Non esiste alcun sistema di equilibrio che protegga in un sistema competitivo le squadre più deboli. E che senso ha il “calcio mercato” aperto ancora a campionato iniziato? E quanto incassano i procuratori ogni anno? Dal 1992, quando è nata la Premier League che ha rivoluzionato il mercato con i diritti televisivi, le sponsorizzazioni, la pubblicità e il merchandising, nella serie A in 32 edizioni lo scudetto è stato vinto per 28 volte da tre squadre (Juventus, Milan e Inter), che rappresentano anche un terzo del monte ingaggi complessivo della serie A: la media degli ingaggi della squadra più titolata è nove volte quello di una società del Sud. Anche in Coppa Italia tre squadre (Juventus, Inter e Lazio) hanno vinto 19 edizioni su 32, il 60% dei trofei. E in Premier League, Liga, Bundesliga, Ligue 1, esiste uno squilibrio competitivo, fortissimo. Nella Nba americana, dal 1992 ad oggi, sono 13 su 30 i vincitori e i finalisti sono 17 su 30: vi è un maggior equilibrio competitivo.

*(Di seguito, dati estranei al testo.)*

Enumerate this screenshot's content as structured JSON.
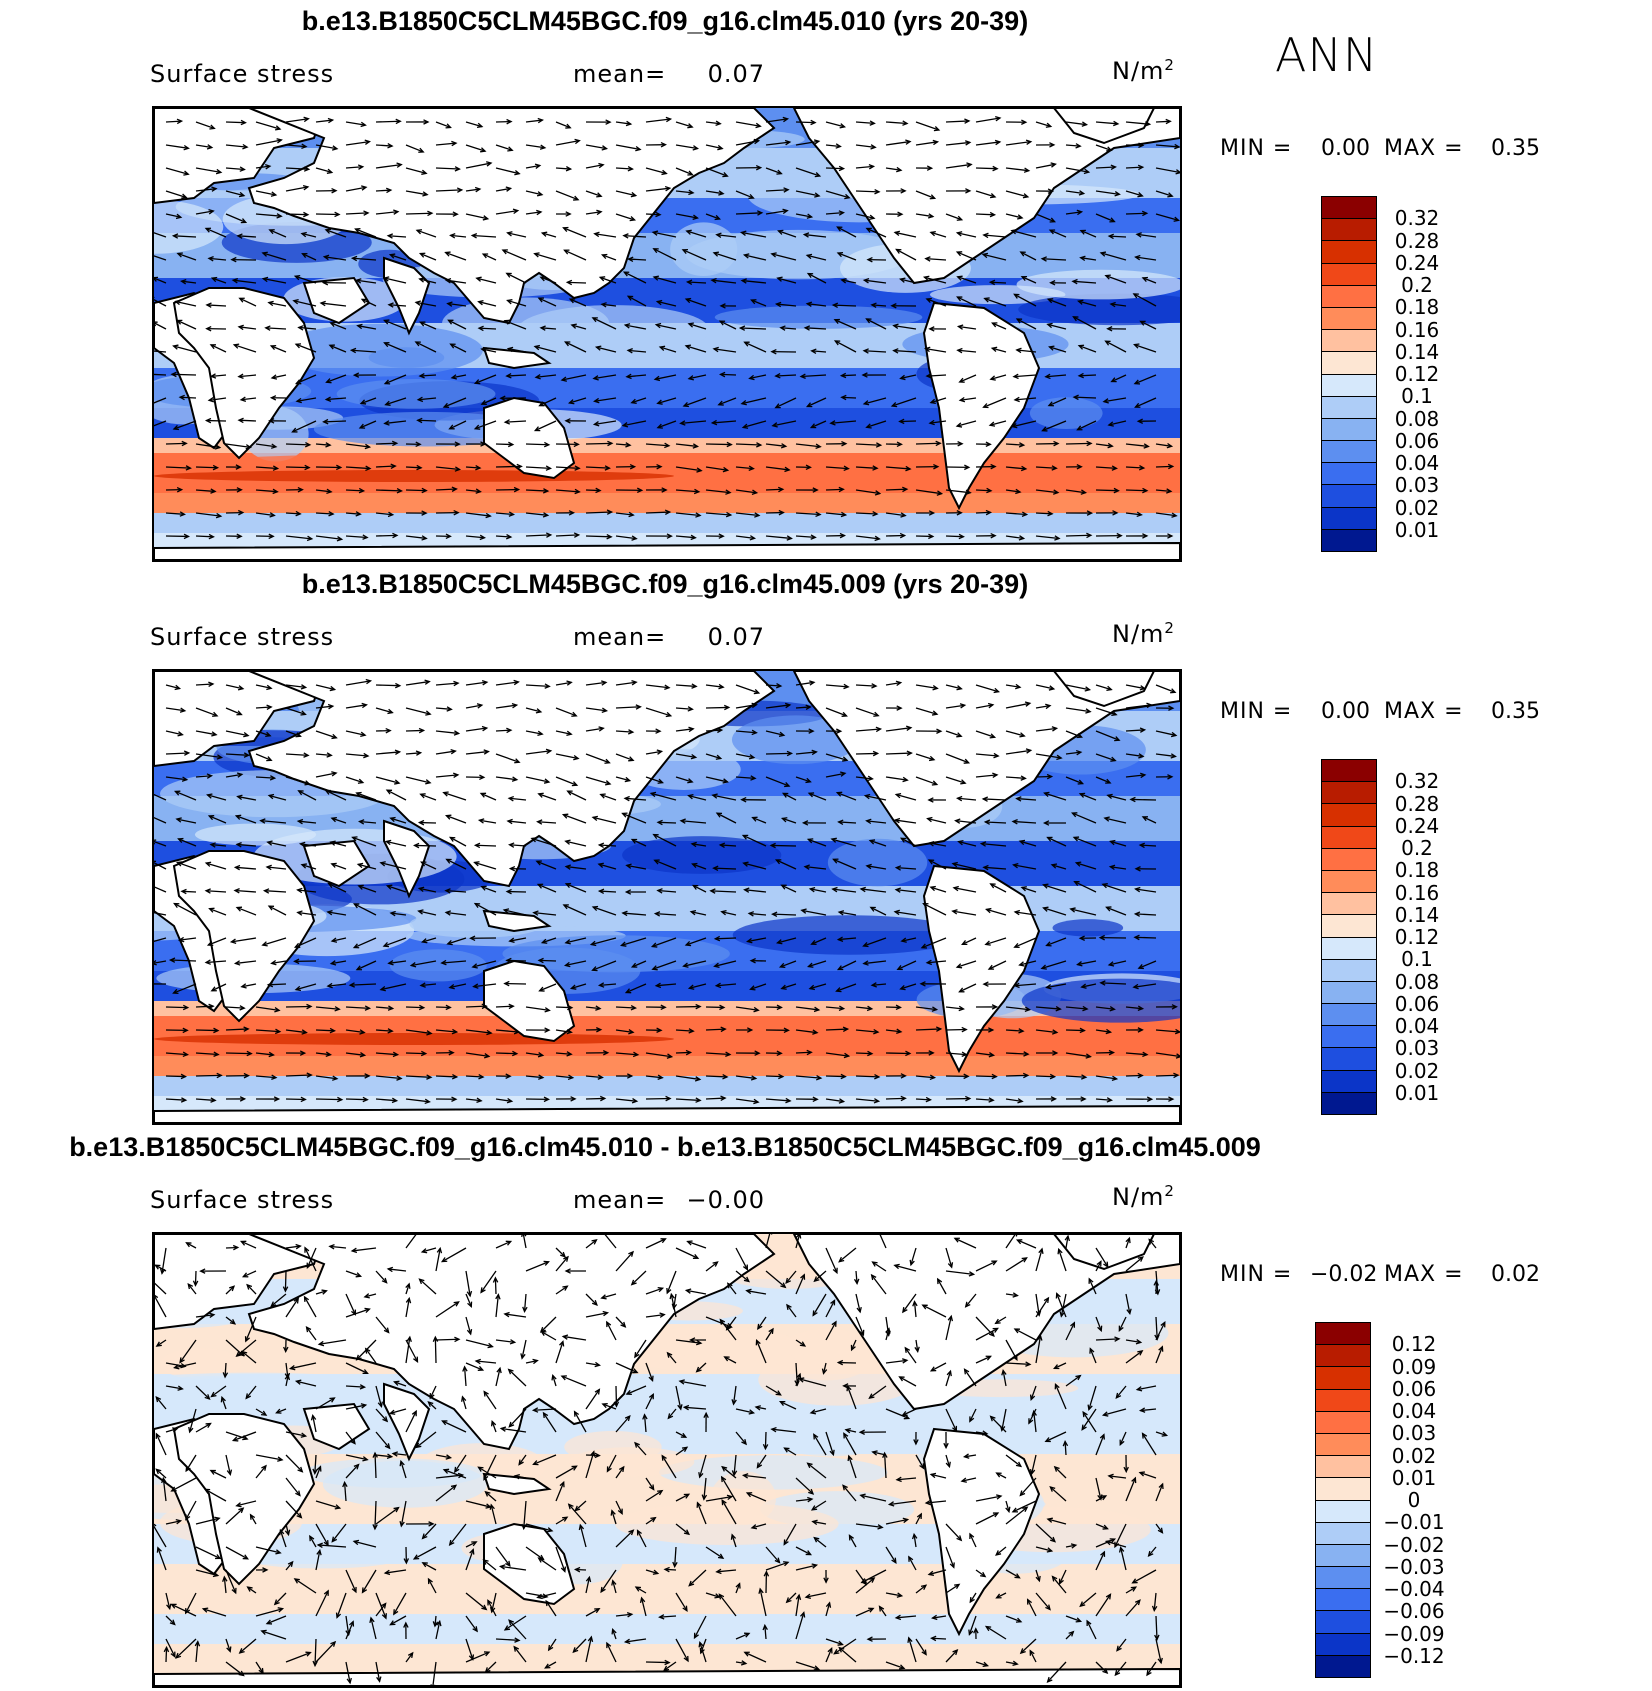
{
  "season": "ANN",
  "panels": [
    {
      "title": "b.e13.B1850C5CLM45BGC.f09_g16.clm45.010 (yrs 20-39)",
      "variable": "Surface stress",
      "mean_label": "mean=",
      "mean_value": "0.07",
      "units": "N/m",
      "units_sup": "2",
      "min_label": "MIN =",
      "min_value": "0.00",
      "max_label": "MAX =",
      "max_value": "0.35",
      "colorbar_labels": [
        "0.32",
        "0.28",
        "0.24",
        "0.2",
        "0.18",
        "0.16",
        "0.14",
        "0.12",
        "0.1",
        "0.08",
        "0.06",
        "0.04",
        "0.03",
        "0.02",
        "0.01"
      ]
    },
    {
      "title": "b.e13.B1850C5CLM45BGC.f09_g16.clm45.009 (yrs 20-39)",
      "variable": "Surface stress",
      "mean_label": "mean=",
      "mean_value": "0.07",
      "units": "N/m",
      "units_sup": "2",
      "min_label": "MIN =",
      "min_value": "0.00",
      "max_label": "MAX =",
      "max_value": "0.35",
      "colorbar_labels": [
        "0.32",
        "0.28",
        "0.24",
        "0.2",
        "0.18",
        "0.16",
        "0.14",
        "0.12",
        "0.1",
        "0.08",
        "0.06",
        "0.04",
        "0.03",
        "0.02",
        "0.01"
      ]
    },
    {
      "title": "b.e13.B1850C5CLM45BGC.f09_g16.clm45.010 - b.e13.B1850C5CLM45BGC.f09_g16.clm45.009",
      "variable": "Surface stress",
      "mean_label": "mean=",
      "mean_value": "−0.00",
      "units": "N/m",
      "units_sup": "2",
      "min_label": "MIN =",
      "min_value": "−0.02",
      "max_label": "MAX =",
      "max_value": "0.02",
      "colorbar_labels": [
        "0.12",
        "0.09",
        "0.06",
        "0.04",
        "0.03",
        "0.02",
        "0.01",
        "0",
        "−0.01",
        "−0.02",
        "−0.03",
        "−0.04",
        "−0.06",
        "−0.09",
        "−0.12"
      ]
    }
  ],
  "colorbar_colors": [
    "#8b0000",
    "#b81c00",
    "#d73000",
    "#f04818",
    "#ff7043",
    "#ff8c5a",
    "#ffc1a0",
    "#fde6d3",
    "#d6e8fb",
    "#aecdf7",
    "#88b2f2",
    "#5d8ff0",
    "#3a6ef0",
    "#1e4fe0",
    "#0b35c8",
    "#001890"
  ]
}
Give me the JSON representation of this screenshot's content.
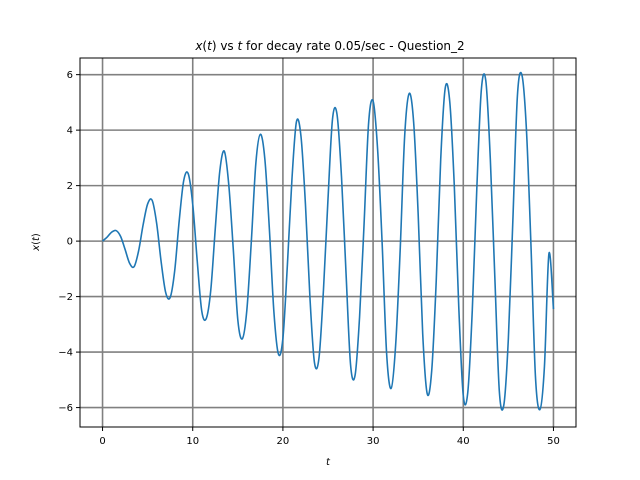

Cosa che non c’è per esempio nella Champions League, dove solo 14 squadre su 67 partecipanti (in media) hanno vinto la Coppa: e i partecipanti alla finale sono stati 18 su 67. In Europa League ci sono stati 20 vincitori e 25 finalisti in 32 edizioni, con una media di 73 squadre partecipanti. Occorre stabilire in Italia e in Europa un “tetto salariale” massimo e minimo di squadra, rapportato alla media delle entrate di tutti i club, che consenta un confronto più equilibrato tra le squadre, altrimenti raramente Davide può sconfiggere Golia. Nella Nba la media dei salari è stata in media pari al 46%-49% delle entrate e la regola della “Luxury Tax” sancisce che le squadre che superano il tetto salariale di una certa somma di denaro siano obbligate a pagare alla lega il corrispondente di questa somma, che verrà poi distribuito dalla lega stessa alle squadre che non lo superano. Se si vuole rilanciare il calcio italiano, la prima cosa da fare è quella di sostituire alle chiacchiere i fatti: in primo luogo al pubblico di tutta Italia deve essere data la certezza che ci sia per davvero un equilibrio competitivo.